Installing neuraLQX

This page explains how to install neuraLQX for typical local development and usage (laptop/workstation). It focuses on the standard serial install and the most common optional extras, and intentionally avoids cluster/HPC-specific workflows.

neuraLQX is distributed on PyPI and can be installed with pip.

Prerequisites

Python version

neuraLQX requires Python ≥ 3.11.

Virtual environments

Use an isolated environment so your scientific stack (JAX/NetKet/etc.) stays consistent:

python -m venv .venv
source .venv/bin/activate        # macOS/Linux
# .venv\Scripts\activate         # Windows (PowerShell)

Then upgrade packaging tools:

python -m pip install --upgrade pip setuptools wheel

Install the latest stable release

The simplest install is:

pip install --upgrade neuralqx

This installs the latest stable release from PyPI.

Install from source (editable / nightly)

If you want the newest features (or you plan to contribute), install from the GitHub repository in editable mode. The manuscript describes cloning and then installing with pip install -e ..

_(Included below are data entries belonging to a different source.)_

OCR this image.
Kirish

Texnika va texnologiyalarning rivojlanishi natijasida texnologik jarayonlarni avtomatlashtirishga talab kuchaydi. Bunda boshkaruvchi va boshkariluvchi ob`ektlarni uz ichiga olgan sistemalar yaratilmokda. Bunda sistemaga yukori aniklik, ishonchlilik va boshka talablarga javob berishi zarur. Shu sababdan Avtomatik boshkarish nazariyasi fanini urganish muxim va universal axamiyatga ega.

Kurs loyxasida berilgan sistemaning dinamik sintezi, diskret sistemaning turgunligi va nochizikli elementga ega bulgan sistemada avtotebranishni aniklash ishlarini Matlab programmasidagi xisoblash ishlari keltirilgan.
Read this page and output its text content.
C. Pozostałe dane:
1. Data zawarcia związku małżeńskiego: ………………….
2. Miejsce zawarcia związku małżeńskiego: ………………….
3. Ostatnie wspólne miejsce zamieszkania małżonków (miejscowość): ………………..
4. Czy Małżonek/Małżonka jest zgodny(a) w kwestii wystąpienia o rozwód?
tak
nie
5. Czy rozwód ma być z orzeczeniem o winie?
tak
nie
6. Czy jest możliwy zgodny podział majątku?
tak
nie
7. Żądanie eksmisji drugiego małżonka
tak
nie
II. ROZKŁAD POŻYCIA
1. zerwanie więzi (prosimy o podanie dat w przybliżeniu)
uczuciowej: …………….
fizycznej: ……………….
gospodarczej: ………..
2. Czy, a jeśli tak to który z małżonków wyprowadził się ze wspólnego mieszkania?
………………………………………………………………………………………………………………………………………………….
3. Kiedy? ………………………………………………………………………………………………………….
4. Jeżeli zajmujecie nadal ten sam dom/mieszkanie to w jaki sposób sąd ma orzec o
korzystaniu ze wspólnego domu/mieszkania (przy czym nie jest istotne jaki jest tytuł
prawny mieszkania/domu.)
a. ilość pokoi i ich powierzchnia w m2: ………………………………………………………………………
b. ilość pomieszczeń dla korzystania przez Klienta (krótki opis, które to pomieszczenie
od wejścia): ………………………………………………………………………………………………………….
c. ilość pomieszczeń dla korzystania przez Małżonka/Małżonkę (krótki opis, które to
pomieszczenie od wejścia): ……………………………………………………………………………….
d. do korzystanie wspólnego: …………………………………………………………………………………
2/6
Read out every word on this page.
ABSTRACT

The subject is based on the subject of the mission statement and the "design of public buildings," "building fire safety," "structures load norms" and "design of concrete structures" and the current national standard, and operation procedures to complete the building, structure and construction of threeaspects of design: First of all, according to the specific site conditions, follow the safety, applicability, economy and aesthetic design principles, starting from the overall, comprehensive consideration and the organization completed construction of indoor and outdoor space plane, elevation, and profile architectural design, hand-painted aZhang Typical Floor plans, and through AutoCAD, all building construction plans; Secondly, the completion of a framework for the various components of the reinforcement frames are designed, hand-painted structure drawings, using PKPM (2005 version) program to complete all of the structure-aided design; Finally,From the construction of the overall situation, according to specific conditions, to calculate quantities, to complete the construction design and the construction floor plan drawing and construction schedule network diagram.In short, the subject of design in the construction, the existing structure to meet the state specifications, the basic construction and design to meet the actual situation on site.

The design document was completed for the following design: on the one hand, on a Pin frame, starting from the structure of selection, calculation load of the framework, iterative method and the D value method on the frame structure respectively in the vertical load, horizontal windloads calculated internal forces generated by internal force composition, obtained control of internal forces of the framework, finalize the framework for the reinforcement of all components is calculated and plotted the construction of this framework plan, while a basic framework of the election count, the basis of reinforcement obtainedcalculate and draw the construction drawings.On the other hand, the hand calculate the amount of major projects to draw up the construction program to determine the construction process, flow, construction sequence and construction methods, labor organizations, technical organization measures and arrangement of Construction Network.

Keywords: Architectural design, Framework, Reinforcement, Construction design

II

git clone https://www.github.com/waleed-sh/neuralqx
cd neuralqx
pip install -e .

Editable installs track your local working tree (so changes are picked up immediately).

Warning

Nightly/source installs may expose unfinished features and can be less stable than a tagged PyPI release.

Optional install extras

Development / contributor dependencies

If you intend to run the test suite and contribute changes, install the dev extra:

pip install --upgrade "neuralqx[dev]"

This pulls in additional testing dependencies that the project uses to validate changes.

MPI extra (local use only)

Important

The following MPI installation is deprecated as of version 1.1.0.

neuraLQX provides an mpi extra that installs MPI-related Python dependencies. Using it requires a working MPI toolchain already present on your machine (for example, the ability to run mpicc).

# Quick check that an MPI compiler wrapper exists:
mpicc --showme:link
# Install neuraLQX with MPI-related dependencies:
pip install --upgrade "neuralqx[mpi]"

Note

This page does not cover cluster-specific MPI/GPU deployment details. For MPI install guides on cluster, please see the Parallelisation in neuraLQX page.

Docs dependencies

If you intend to contribute to the documentation of neuraLQX, you can install the dependencies required using

pip install --upgrade "neuralqx[docs]"

This pulls in additional documentation dependencies that the project uses to build the Sphinx based documentation.

Profiling

neuraLQX ships with the core profiler available but disabled by default (NQX_PROFILE=0), but GPU telemetry and certain advanced integrations require optional dependencies.

To install the profiling extras, use the profile extra:

pip install --upgrade "neuralqx[profile]"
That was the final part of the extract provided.